Чечения - битва за свободу - [75]

Шрифт
Интервал

Если Ленин хоть краешком глаза сумел увидеть ту бездонную пропасть, куда толкает Россию сталинский вариант автономизация, то Сталин не только не увидел, но и не захотел увидеть это, а сделал всё возможное, чтобы заложить незыблемые основы для скатывания России в пропасть отчуждения от малочисленных народов. Но оба вождя, фактически, действовали в одном и том же направлении. Вина Ленина в этом вопросе даже более тяжкая, ибо он был символом новой эпохи, которая осветила путь народам к свободе под знаменем Октября. И достигалось это теми исключительными качествами, которыми он обладал, а именно тем, что «больше великодержавник, чем все русские цари вместе взятые, больше империалист, чем любой император в истории, Ленин, однако, не был русским шовинистом. Это было его колоссальным личным преимуществом, как политического деятеля в многонациональном государстве»..[8]
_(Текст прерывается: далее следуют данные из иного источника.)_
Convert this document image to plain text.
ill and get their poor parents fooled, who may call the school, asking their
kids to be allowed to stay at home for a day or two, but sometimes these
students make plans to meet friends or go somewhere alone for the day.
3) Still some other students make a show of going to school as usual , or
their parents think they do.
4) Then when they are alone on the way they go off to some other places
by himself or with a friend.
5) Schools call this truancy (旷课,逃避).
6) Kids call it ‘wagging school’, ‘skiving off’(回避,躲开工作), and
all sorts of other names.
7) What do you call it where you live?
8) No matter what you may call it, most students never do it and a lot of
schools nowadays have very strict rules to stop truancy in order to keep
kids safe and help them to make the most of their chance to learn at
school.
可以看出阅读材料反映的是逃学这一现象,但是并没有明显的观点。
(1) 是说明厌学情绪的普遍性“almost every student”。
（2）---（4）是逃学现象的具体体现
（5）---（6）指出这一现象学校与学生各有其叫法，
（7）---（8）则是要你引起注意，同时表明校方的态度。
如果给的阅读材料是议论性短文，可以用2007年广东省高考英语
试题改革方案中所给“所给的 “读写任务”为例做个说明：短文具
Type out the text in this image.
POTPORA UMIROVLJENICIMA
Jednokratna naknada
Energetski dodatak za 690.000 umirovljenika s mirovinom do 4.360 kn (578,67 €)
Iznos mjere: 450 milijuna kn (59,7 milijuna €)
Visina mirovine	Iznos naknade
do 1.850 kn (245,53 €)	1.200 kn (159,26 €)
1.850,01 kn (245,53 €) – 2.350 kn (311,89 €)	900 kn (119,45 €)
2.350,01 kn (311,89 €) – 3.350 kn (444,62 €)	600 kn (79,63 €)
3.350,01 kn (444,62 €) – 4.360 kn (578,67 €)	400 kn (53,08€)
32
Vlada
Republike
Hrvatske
Эти качества позволяли вождю большевизма завоёвывать симпатии угнетённых народов и сдерживать свою имперскую натуру до конкретных исторических обстоятельств, которые бы востребовали их. Сталин шёл, действительно, верным путём. Верным и проторённым путём шли к ленинской цели и другие вожди. Все они провозглашали единство, равенство и расцвет нации в Союзе советских республик с правом на самоопределение всех без исключения народов бывшей царской империи, обещанным большевиками. Кто из угнетённых народов мог заподозрить большевиков, тем более, Ленина, в том, что их «интересует не создание национальных независимых государств, а создание марксистских национальных государств (колоний под видом автономных и союзных республик. — 3. Я.), зависящих от одного марксистского центра», что «Ленин признаёт, и то условно, право нации на самоопределение при капитализме, но Ленин категорически отрицает право наций на самоопределение при социализме»..[9]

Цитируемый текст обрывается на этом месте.